What divorces like these show us is how little we value the often invisible and unpaid labor that so many women do to enable their husbands to build wealth and find professional success. We live in a capitalist country, and so we measure value with dollar figures. By that measure, Jeff Bezos is the more valuable member of the Bezos pair, and the one whose contributions to the family, which total in the billions, are more significant. It’s true that financially, Jeff contributed more than a 50% share. But would he have been able to have a stable, happy family and build a prosperous company without the work of his wife?

No, he wouldn’t. And that work needs to be acknowledged, respected and rewarded.

Why couples need a marital plan

The Bezos didn’t have a prenup because, well, why would they? They didn’t have much when they married 25 years ago and most people, then and now, see prenups as something only wealthy people want and need, and is basically planning for a divorce.

Wrong on all accounts.

Here’s why prenups — or marital planning, which is how I prefer to see it — matter: Couples can shape their partnerships and acknowledge, respect and reward the unpaid labor of love, no matter who is doing it.

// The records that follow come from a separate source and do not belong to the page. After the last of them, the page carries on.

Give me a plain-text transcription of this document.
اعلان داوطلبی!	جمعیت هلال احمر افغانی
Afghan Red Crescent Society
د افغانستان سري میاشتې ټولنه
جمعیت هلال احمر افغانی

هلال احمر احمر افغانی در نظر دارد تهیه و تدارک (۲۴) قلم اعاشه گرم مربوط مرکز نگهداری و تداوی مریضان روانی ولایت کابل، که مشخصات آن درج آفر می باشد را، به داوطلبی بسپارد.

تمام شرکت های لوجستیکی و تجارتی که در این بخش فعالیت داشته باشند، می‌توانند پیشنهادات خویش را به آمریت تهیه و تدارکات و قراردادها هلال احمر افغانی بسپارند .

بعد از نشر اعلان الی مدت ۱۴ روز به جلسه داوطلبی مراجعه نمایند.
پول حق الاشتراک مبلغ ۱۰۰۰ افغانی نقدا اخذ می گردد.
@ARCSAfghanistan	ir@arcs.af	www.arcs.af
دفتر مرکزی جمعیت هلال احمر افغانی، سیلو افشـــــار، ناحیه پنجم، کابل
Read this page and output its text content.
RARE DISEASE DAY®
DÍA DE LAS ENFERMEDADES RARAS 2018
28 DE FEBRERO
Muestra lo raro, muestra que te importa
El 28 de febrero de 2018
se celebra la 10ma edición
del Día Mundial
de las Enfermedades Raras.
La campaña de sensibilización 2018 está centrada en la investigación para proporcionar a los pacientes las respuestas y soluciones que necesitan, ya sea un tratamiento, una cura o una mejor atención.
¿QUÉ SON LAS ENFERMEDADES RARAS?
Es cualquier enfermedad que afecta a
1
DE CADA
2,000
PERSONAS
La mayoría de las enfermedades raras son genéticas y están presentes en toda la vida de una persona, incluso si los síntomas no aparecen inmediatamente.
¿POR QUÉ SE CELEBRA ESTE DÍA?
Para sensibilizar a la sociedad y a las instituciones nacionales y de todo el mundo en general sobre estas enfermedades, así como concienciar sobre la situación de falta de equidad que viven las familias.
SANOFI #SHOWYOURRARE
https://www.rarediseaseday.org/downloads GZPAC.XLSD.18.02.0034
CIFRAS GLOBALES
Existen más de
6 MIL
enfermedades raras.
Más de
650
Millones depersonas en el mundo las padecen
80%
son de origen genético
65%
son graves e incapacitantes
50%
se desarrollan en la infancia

Since it often is women who do that unpaid labor, it’s essential that we get rid of the language of divorce that sees women as “walking away” with or being “awarded” something, with the unstated assumption that she doesn’t deserve it, that she somehow didn’t contribute to the success of the family unit, including the breadwinner’s success.

Bullshit.

Any person who cares for children and the stuff of home is providing an essential service that benefits the entire family. That service not only needs to be acknowledged and respected, but also rewarded if that family changes its form. Actually, it needs to be acknowledged, respected and — especially — rewarded in intact families.

But that’s another blog post for another day.

Want to know how to create a marital plan? (Of course you do!) Read The New I Do: Reshaping Marriage for Skeptics, Realists and Rebels (Seal Press). You can support your local indie bookstore or order it on Amazon.


One Response to “Jeff Bezos, divorce and how we talk about what wives are ‘awarded’”

  1. Paul says:

    From a purely physical standpoint, MacKenzie is a stunning woman and obviously incredibly smart. I honestly don’t know what he was thinking!